Barestone cladding panels from Cemintel® were specified along with glass and timber for the redeveloped Sydney Superyacht Marina precinct. Set in an industrial part of Sydney Harbour, the redeveloped Superyacht Marina represents both strength and style, with the contemporary buildings designed to enrich the character of Rozelle Bay.

The design brief sought to fit in the marina with its natural environment while offering something new. “It’s a strong urban maritime setting with structures like the White Bay Power Station and ANZAC Bridge nearby, and the large yachts in the foreground,” says architect John Ferres from Scott Carver Architects.

“We had an opportunity to add some great texture and grain to the foreshore. People talk about a working harbour – an accessible area that’s open to the public. This marina gives an opportunity for people to come and spend time at the harbour.”

Ferres explained that the brief was to create an inner-city maritime precinct that would serve as a land-based home for people working on superyachts, with up to 45 berths at the marina. Superyachts are more than 30 metres long, worth over $10 million, and generally have a crew of 6 to 15 members.

“The marina is not only a place for visitors to the foreshore, it’s also a home for the staff on the yachts, as they live there and work there,” Ferres says. “Some of these yachts are 50 metres plus, which is a very large yacht with a substantial crew.”

The marina building features a steel-framed structure clad with glass and masonry at ground level, and Cemintel’s Barestone cladding on the first floor and roofs. A vertical car lift on the north side of the site breaks the skyline with a mast-like presence.

“From the inside you’re looking out across the yachts to the harbour and the city, so we had to make the most of those spectacular views as well,” he explained.

Stuart Bell from Richard Crookes Construction recalled that the build had a few challenges because the site was on reclaimed land. Issues with seawater and rising water levels slowed down the project since they had to wait for king tides, time the concrete pouring with low tides, and use stainless steel to prevent rust.
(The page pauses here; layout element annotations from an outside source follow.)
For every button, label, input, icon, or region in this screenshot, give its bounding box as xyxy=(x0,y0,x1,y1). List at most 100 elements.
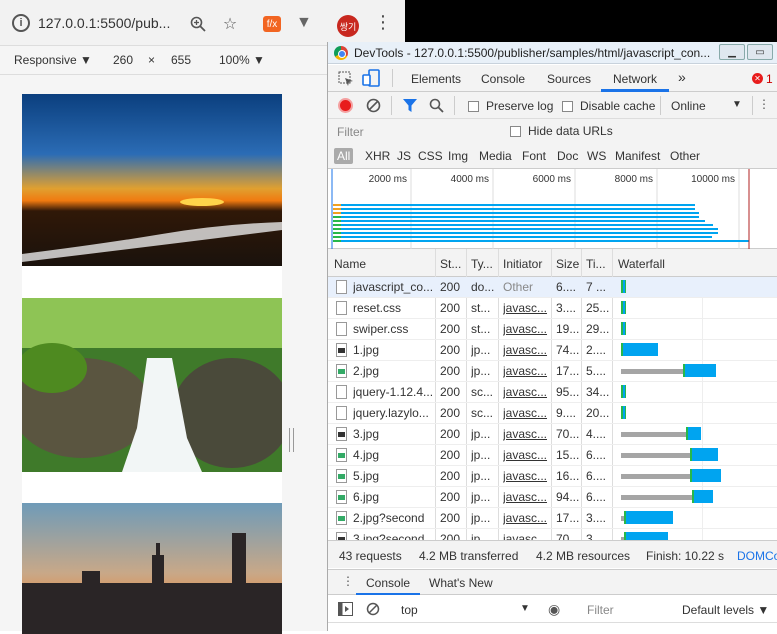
column-type[interactable]: Ty... xyxy=(471,257,493,271)
hide-data-urls-label[interactable]: Hide data URLs xyxy=(528,124,613,138)
cell-name[interactable]: 4.jpg xyxy=(353,448,433,462)
tab-sources[interactable]: Sources xyxy=(547,72,591,86)
cell-initiator[interactable]: Other xyxy=(503,280,549,294)
cell-name[interactable]: jquery.lazylo... xyxy=(353,406,433,420)
cell-name[interactable]: javascript_co... xyxy=(353,280,433,294)
column-name[interactable]: Name xyxy=(334,257,366,271)
table-row[interactable]: 5.jpg 200 jp... javasc... 16... 6.... xyxy=(328,466,777,487)
type-filter-ws[interactable]: WS xyxy=(587,149,606,163)
profile-avatar[interactable]: 쌍기 xyxy=(337,15,359,37)
cell-name[interactable]: 6.jpg xyxy=(353,490,433,504)
type-filter-css[interactable]: CSS xyxy=(418,149,443,163)
table-row[interactable]: 2.jpg?second 200 jp... javasc... 17... 3.... xyxy=(328,508,777,529)
cell-initiator[interactable]: javasc... xyxy=(503,469,549,483)
drawer-tab-console[interactable]: Console xyxy=(366,576,410,590)
cell-initiator[interactable]: javasc... xyxy=(503,490,549,504)
info-icon[interactable]: i xyxy=(12,14,30,32)
more-tabs-button[interactable]: » xyxy=(678,69,686,85)
console-sidebar-icon[interactable] xyxy=(338,602,353,619)
zoom-icon[interactable] xyxy=(188,14,208,34)
console-clear-icon[interactable] xyxy=(366,602,380,619)
console-filter-input[interactable]: Filter xyxy=(587,603,614,617)
cell-initiator[interactable]: javasc... xyxy=(503,406,549,420)
cell-name[interactable]: 3.jpg?second xyxy=(353,532,433,540)
table-row[interactable]: jquery.lazylo... 200 sc... javasc... 9.... 20… xyxy=(328,403,777,424)
table-row[interactable]: javascript_co... 200 do... Other 6.... 7 ... xyxy=(328,277,777,298)
type-filter-js[interactable]: JS xyxy=(397,149,411,163)
device-mode-select[interactable]: Responsive ▼ xyxy=(14,53,92,67)
record-button[interactable] xyxy=(338,98,353,113)
cell-initiator[interactable]: javasc... xyxy=(503,322,549,336)
throttle-select[interactable]: Online xyxy=(671,99,706,113)
table-row[interactable]: 6.jpg 200 jp... javasc... 94... 6.... xyxy=(328,487,777,508)
preserve-log-checkbox[interactable] xyxy=(468,99,479,113)
cell-initiator[interactable]: javasc... xyxy=(503,532,549,540)
column-waterfall[interactable]: Waterfall xyxy=(618,257,665,271)
device-width-input[interactable]: 260 xyxy=(113,53,133,67)
minimize-button[interactable]: ▁ xyxy=(719,44,745,60)
viewport-resize-handle[interactable] xyxy=(289,428,294,452)
cell-name[interactable]: jquery-1.12.4... xyxy=(353,385,433,399)
cell-name[interactable]: swiper.css xyxy=(353,322,433,336)
bookmark-star-icon[interactable]: ☆ xyxy=(220,14,240,34)
device-zoom-select[interactable]: 100% ▼ xyxy=(219,53,265,67)
type-filter-other[interactable]: Other xyxy=(670,149,700,163)
filter-icon[interactable] xyxy=(402,98,418,116)
table-row[interactable]: swiper.css 200 st... javasc... 19... 29... xyxy=(328,319,777,340)
maximize-button[interactable]: ▭ xyxy=(747,44,773,60)
column-initiator[interactable]: Initiator xyxy=(503,257,542,271)
extension-fx-icon[interactable]: f/x xyxy=(263,16,281,32)
column-size[interactable]: Size xyxy=(556,257,579,271)
context-chevron-down-icon[interactable]: ▼ xyxy=(520,603,530,614)
error-icon[interactable]: ✕ xyxy=(752,73,763,84)
console-context-select[interactable]: top xyxy=(401,603,418,617)
cell-initiator[interactable]: javasc... xyxy=(503,301,549,315)
eye-icon[interactable]: ◉ xyxy=(548,601,560,618)
log-levels-select[interactable]: Default levels ▼ xyxy=(682,603,769,617)
tab-elements[interactable]: Elements xyxy=(411,72,461,86)
type-filter-font[interactable]: Font xyxy=(522,149,546,163)
table-row[interactable]: 3.jpg?second 200 jp... javasc... 70... 3.... xyxy=(328,529,777,540)
page-content[interactable] xyxy=(22,94,282,634)
browser-menu-icon[interactable]: ⋮ xyxy=(374,12,392,33)
network-settings-icon[interactable]: ⋮ xyxy=(758,97,770,111)
cell-name[interactable]: 5.jpg xyxy=(353,469,433,483)
inspect-element-icon[interactable] xyxy=(338,71,354,90)
cell-initiator[interactable]: javasc... xyxy=(503,511,549,525)
url-text[interactable]: 127.0.0.1:5500/pub... xyxy=(38,15,170,31)
drawer-menu-icon[interactable]: ⋮ xyxy=(342,574,354,588)
table-row[interactable]: jquery-1.12.4... 200 sc... javasc... 95... 34… xyxy=(328,382,777,403)
clear-icon[interactable] xyxy=(366,98,381,116)
type-filter-media[interactable]: Media xyxy=(479,149,512,163)
cell-name[interactable]: 1.jpg xyxy=(353,343,433,357)
cell-initiator[interactable]: javasc... xyxy=(503,448,549,462)
chevron-down-icon[interactable]: ▼ xyxy=(732,99,742,110)
tab-network[interactable]: Network xyxy=(613,72,657,86)
disable-cache-label[interactable]: Disable cache xyxy=(580,99,655,113)
table-row[interactable]: 3.jpg 200 jp... javasc... 70... 4.... xyxy=(328,424,777,445)
cell-initiator[interactable]: javasc... xyxy=(503,343,549,357)
cell-name[interactable]: reset.css xyxy=(353,301,433,315)
type-filter-all[interactable]: All xyxy=(334,148,354,164)
type-filter-manifest[interactable]: Manifest xyxy=(615,149,660,163)
hide-data-urls-checkbox[interactable] xyxy=(510,124,521,138)
type-filter-xhr[interactable]: XHR xyxy=(365,149,390,163)
cell-name[interactable]: 2.jpg?second xyxy=(353,511,433,525)
table-row[interactable]: 4.jpg 200 jp... javasc... 15... 6.... xyxy=(328,445,777,466)
disable-cache-checkbox[interactable] xyxy=(562,99,573,113)
search-icon[interactable] xyxy=(429,98,444,116)
preserve-log-label[interactable]: Preserve log xyxy=(486,99,553,113)
cell-name[interactable]: 3.jpg xyxy=(353,427,433,441)
cell-name[interactable]: 2.jpg xyxy=(353,364,433,378)
cell-initiator[interactable]: javasc... xyxy=(503,427,549,441)
error-count[interactable]: 1 xyxy=(766,72,773,86)
column-time[interactable]: Ti... xyxy=(586,257,606,271)
extension-v-icon[interactable]: ▼ xyxy=(296,14,312,32)
type-filter-img[interactable]: Img xyxy=(448,149,468,163)
table-row[interactable]: 1.jpg 200 jp... javasc... 74... 2.... xyxy=(328,340,777,361)
timeline-overview[interactable]: 2000 ms 4000 ms 6000 ms 8000 ms 10000 ms xyxy=(328,169,777,249)
filter-input[interactable]: Filter xyxy=(337,125,364,139)
device-height-input[interactable]: 655 xyxy=(171,53,191,67)
drawer-tab-whats-new[interactable]: What's New xyxy=(429,576,493,590)
table-row[interactable]: 2.jpg 200 jp... javasc... 17... 5.... xyxy=(328,361,777,382)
There were also some complicated design elements to consider when installing the Barestone cladding panels, according to Bell.
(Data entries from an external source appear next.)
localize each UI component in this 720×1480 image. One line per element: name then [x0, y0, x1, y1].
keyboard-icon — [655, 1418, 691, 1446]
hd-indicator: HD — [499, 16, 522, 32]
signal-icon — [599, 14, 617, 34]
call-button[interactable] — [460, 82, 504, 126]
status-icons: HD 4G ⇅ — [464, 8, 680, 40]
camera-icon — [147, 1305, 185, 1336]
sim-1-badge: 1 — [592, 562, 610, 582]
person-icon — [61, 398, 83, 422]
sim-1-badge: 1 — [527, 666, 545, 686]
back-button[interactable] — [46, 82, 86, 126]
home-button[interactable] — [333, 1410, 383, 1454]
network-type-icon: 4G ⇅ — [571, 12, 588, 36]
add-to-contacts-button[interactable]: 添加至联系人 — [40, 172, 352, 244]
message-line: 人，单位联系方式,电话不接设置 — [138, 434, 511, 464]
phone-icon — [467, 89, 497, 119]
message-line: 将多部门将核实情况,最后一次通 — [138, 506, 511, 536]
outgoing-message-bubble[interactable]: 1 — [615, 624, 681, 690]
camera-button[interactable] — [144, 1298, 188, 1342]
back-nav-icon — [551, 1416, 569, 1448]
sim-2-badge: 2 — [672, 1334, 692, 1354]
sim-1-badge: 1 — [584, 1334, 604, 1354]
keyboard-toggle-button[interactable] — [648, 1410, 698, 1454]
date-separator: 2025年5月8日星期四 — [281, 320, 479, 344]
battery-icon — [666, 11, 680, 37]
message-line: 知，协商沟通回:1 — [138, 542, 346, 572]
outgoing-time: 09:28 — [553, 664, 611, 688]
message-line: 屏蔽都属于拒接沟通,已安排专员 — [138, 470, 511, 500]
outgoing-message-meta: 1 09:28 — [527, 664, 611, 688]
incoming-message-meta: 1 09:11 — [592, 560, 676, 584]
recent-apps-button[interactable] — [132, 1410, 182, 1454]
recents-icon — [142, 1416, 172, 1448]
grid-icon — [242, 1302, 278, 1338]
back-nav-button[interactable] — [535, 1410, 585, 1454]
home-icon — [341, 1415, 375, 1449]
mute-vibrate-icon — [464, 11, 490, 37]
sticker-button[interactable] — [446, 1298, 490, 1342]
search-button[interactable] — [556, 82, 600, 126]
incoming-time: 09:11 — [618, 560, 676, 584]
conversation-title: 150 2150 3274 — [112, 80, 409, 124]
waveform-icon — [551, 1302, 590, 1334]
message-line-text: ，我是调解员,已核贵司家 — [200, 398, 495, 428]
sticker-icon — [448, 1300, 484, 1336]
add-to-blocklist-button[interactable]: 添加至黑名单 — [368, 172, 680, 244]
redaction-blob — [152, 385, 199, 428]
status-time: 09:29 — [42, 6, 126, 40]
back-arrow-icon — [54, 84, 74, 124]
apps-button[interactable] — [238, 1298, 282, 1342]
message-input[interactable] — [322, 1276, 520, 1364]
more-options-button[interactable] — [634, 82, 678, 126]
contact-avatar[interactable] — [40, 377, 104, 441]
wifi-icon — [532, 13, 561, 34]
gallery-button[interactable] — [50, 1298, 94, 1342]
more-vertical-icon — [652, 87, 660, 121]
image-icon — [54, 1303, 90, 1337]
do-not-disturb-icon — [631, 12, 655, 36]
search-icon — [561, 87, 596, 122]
“We had some intricate angles because it was on a diagonal roof and could be seen from ANZAC Bridge. We had to line it up carefully with the right fixings and use the right colour so you couldn’t see them. It was great the product was so easy to manoeuvre – we didn’t need cranes and it was easier to get it into tricky positions, like the sharp angles used in the project.”
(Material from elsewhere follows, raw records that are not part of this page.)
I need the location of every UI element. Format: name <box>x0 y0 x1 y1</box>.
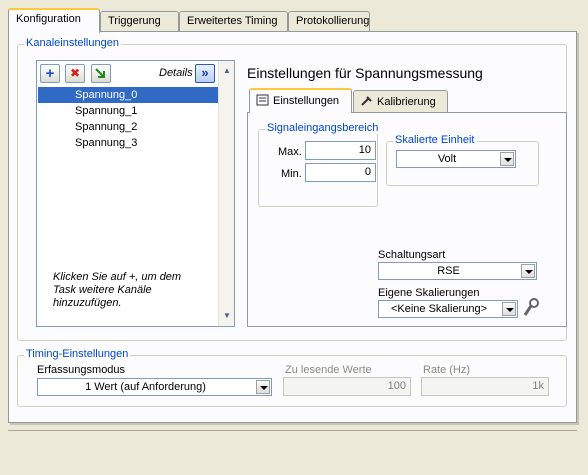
channel-settings-title: Kanaleinstellungen <box>24 37 121 49</box>
details-button[interactable]: » <box>195 64 215 83</box>
chevron-down-icon[interactable] <box>256 380 270 394</box>
samples-to-read-label: Zu lesende Werte <box>285 364 372 376</box>
acquisition-mode-select[interactable]: 1 Wert (auf Anforderung) <box>37 378 272 396</box>
tab-kalibrierung[interactable]: Kalibrierung <box>353 90 448 112</box>
channel-item-0[interactable]: Spannung_0 <box>38 87 220 103</box>
max-label: Max. <box>278 146 302 158</box>
channel-list: Spannung_0 Spannung_1 Spannung_2 Spannun… <box>38 87 220 151</box>
terminal-config-select[interactable]: RSE <box>378 262 537 280</box>
chevron-down-icon[interactable] <box>521 264 535 278</box>
channel-list-box: + ✖ Details » Spannung_0 Spannung_1 Span… <box>36 60 235 327</box>
remove-channel-button[interactable]: ✖ <box>65 64 85 83</box>
scaled-unit-value: Volt <box>437 153 457 165</box>
tab-einstellungen[interactable]: Einstellungen <box>249 88 352 113</box>
custom-scaling-select[interactable]: <Keine Skalierung> <box>378 300 518 318</box>
tab-konfiguration[interactable]: Konfiguration <box>8 8 100 33</box>
channel-item-3[interactable]: Spannung_3 <box>38 135 220 151</box>
custom-scaling-label: Eigene Skalierungen <box>378 287 480 299</box>
bottom-bar <box>8 430 577 460</box>
add-channel-hint: Klicken Sie auf +, um dem Task weitere K… <box>53 271 182 309</box>
tab-erweitertes-timing[interactable]: Erweitertes Timing <box>179 11 288 32</box>
min-label: Min. <box>281 168 302 180</box>
tab-einstellungen-label: Einstellungen <box>273 95 340 107</box>
configuration-panel: Kanaleinstellungen + ✖ Details » Spannun… <box>8 31 577 423</box>
channel-list-scrollbar[interactable]: ▲ ▼ <box>218 61 234 326</box>
calibration-tool-icon <box>361 96 372 106</box>
channel-item-2[interactable]: Spannung_2 <box>38 119 220 135</box>
scroll-down-icon[interactable]: ▼ <box>219 308 235 324</box>
scroll-up-icon[interactable]: ▲ <box>219 63 235 79</box>
terminal-config-value: RSE <box>437 265 460 277</box>
channel-reorder-button[interactable] <box>91 64 111 83</box>
chevron-down-icon[interactable] <box>500 152 514 166</box>
tab-triggerung[interactable]: Triggerung <box>100 11 179 32</box>
scaled-unit-select[interactable]: Volt <box>396 150 516 168</box>
voltage-settings-title: Einstellungen für Spannungsmessung <box>247 65 483 81</box>
arrow-down-right-icon <box>95 68 105 78</box>
samples-to-read-input[interactable]: 100 <box>283 377 411 396</box>
settings-sheet-icon <box>256 94 269 106</box>
details-label: Details <box>159 67 193 79</box>
chevron-down-icon[interactable] <box>502 302 516 316</box>
min-input[interactable]: 0 <box>305 163 376 182</box>
tab-protokollierung[interactable]: Protokollierung <box>288 11 370 32</box>
voltage-settings-panel: Signaleingangsbereich Max. 10 Min. 0 Ska… <box>247 112 567 327</box>
add-channel-button[interactable]: + <box>40 64 60 83</box>
rate-input[interactable]: 1k <box>421 377 549 396</box>
wrench-icon[interactable] <box>522 298 540 318</box>
acquisition-mode-label: Erfassungsmodus <box>37 364 126 376</box>
scaled-unit-title: Skalierte Einheit <box>393 134 477 146</box>
channel-item-1[interactable]: Spannung_1 <box>38 103 220 119</box>
rate-label: Rate (Hz) <box>423 364 471 376</box>
tab-kalibrierung-label: Kalibrierung <box>377 96 436 108</box>
acquisition-mode-value: 1 Wert (auf Anforderung) <box>85 381 206 393</box>
max-input[interactable]: 10 <box>305 141 376 160</box>
custom-scaling-value: <Keine Skalierung> <box>390 303 487 315</box>
terminal-config-label: Schaltungsart <box>378 249 446 261</box>
signal-range-title: Signaleingangsbereich <box>265 122 381 134</box>
timing-settings-title: Timing-Einstellungen <box>24 348 131 360</box>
The architect said they selected Barestone because its ‘gritty’ raw concrete look was a good fit for the industrial aesthetic and created a strong contrast to the timber ceiling lining.

It was also a practical choice that worked for the design. Concrete would have been too heavy for the design whereas the lightweight Barestone shell was essentially suspended across the ground floor.

“It deliberately overhangs and leans towards the water to set up some tension. We also needed something resilient because there are large roads nearby. It needs to be able to handle a lot of dust and atmospheric pollution,” Ferres added.

Cemintel Barestone is a prefinished, lightweight cladding system that combines the look of raw cement with easy installation. The 9mm compressed panels are coated in Cemintel’s unique CeminSeal technology, which stops water from penetrating into the sheet and eliminates the need to paint on site.

Being prefinished, the panels were simply taken up and screwed in place with no need for sanding or painting. It was installed and finished in one seamless operation.

“We weren’t sure if the fine edges could be achieved, but they came out really well. I’m very impressed with the results of the Cemintel Barestone cladding. It’s got an honest look to it,” Ferres concluded.